Who? Annie Powell, a solicitor in the employment and discrimination team at Leigh Day, London.
Why is she in the news? Represented 50 Deliveroo couriers who have reached a settlement with the takeaway company over an employment rights claim. Deliveroo labelled the riders as ‘self-employed suppliers’. Leigh Day argued that this was unlawful and denied riders their employment rights, including the national minimum wage and paid holiday. Deliveroo said in a statement: ‘Deliveroo is pleased to have reached a settlement, without admission of liability, on this claim. ‘This settlement has no impact on Deliveroo riders or our model; and allows us to continue to focus on providing the well-paid, flexible work that riders value. Courts have carefully considered Deliveroo’s model and concluded that riders working with us are self-employed.’
Thoughts on the case: ‘It was important we brought this case, both to challenge Deliveroo’s classification of its riders as self-employed and to challenge its claim to provide flexible, well-paid work. Our clients worked shifts for Deliveroo, they were punished if they had poor attendance and many were paid well below the national minimum wage. Deliveroo produced weekly performance statistics for each rider and disciplined riders for poor performance. Disciplinary action included reducing shifts, written warnings and dismissal. Our argument was that Deliveroo’s classification of riders as “suppliers” was unlawful and designed to deprive them of their employment rights.’

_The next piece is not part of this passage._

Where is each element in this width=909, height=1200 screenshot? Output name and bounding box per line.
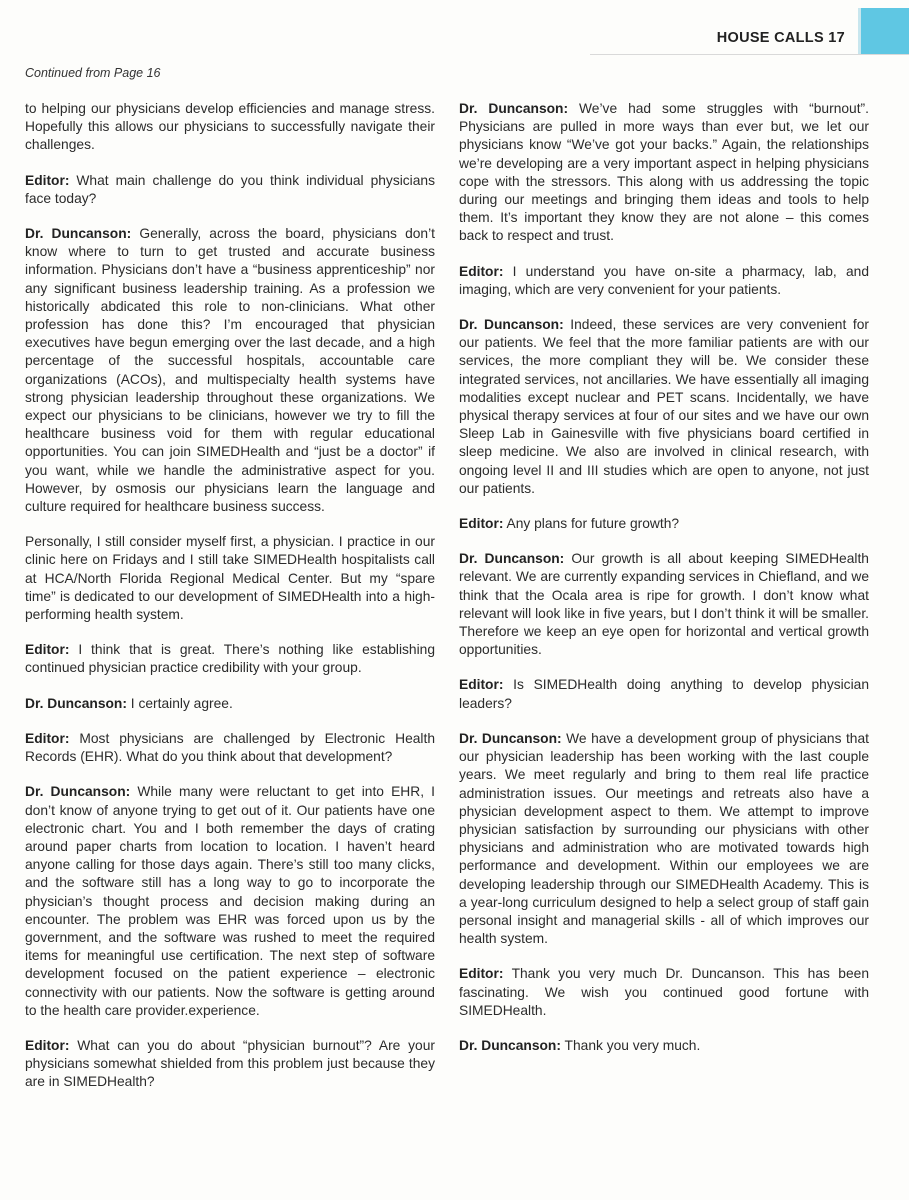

Dealing with the media: ‘The interest from the media in so-called “gig economy” cases has been incredible. Media scrutiny has played an important role in exposing exploitative practices in this sector and put companies under significant pressure to change.’

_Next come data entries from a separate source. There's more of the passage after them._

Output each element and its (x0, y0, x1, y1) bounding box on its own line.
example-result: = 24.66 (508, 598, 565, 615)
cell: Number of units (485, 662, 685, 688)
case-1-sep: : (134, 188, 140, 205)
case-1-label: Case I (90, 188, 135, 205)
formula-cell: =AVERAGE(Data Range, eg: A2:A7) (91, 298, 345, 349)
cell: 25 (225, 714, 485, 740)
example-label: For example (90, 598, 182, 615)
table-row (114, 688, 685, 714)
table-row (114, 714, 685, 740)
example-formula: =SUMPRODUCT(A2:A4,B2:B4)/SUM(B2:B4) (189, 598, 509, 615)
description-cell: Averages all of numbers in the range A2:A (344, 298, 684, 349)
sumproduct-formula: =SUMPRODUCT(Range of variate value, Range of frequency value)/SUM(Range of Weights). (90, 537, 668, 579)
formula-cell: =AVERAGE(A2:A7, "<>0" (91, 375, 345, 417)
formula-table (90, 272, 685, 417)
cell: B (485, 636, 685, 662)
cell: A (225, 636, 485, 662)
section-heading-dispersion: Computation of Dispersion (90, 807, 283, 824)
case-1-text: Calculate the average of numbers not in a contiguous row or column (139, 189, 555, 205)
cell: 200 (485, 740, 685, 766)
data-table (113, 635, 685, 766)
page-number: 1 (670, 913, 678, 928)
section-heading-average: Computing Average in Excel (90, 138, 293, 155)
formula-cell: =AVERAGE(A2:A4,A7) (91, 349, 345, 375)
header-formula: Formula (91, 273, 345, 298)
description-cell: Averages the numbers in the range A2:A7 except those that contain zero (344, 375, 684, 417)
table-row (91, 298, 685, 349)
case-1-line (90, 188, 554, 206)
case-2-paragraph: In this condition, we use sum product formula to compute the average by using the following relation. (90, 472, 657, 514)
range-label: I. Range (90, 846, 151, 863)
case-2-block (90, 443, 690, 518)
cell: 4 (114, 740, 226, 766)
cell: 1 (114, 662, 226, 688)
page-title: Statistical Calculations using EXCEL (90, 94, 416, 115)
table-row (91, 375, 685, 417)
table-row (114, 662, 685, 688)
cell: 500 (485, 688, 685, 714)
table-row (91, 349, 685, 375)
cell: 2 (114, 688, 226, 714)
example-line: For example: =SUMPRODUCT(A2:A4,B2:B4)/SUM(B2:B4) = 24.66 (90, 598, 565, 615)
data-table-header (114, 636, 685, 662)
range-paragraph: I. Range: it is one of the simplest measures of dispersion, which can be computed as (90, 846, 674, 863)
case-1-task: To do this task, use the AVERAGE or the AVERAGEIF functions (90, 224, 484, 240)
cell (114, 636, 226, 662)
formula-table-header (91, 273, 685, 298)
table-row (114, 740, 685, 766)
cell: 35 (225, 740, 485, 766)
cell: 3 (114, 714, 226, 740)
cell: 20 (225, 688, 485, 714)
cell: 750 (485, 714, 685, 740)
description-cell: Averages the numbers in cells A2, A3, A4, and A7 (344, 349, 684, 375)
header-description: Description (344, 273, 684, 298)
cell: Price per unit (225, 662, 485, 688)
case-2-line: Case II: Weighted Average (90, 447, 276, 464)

Why become a lawyer? ‘I finished my history degree and couldn’t think of what else to do. I trained at a City law firm, which wasn’t for me. When employers abused their position of power and mistreated employees, I became part of the employer’s arsenal. That made me uneasy. Working for Leigh Day is the opposite.’
Career high: ‘Representing Uber drivers and winning the employment tribunal claim against Uber in 2016.’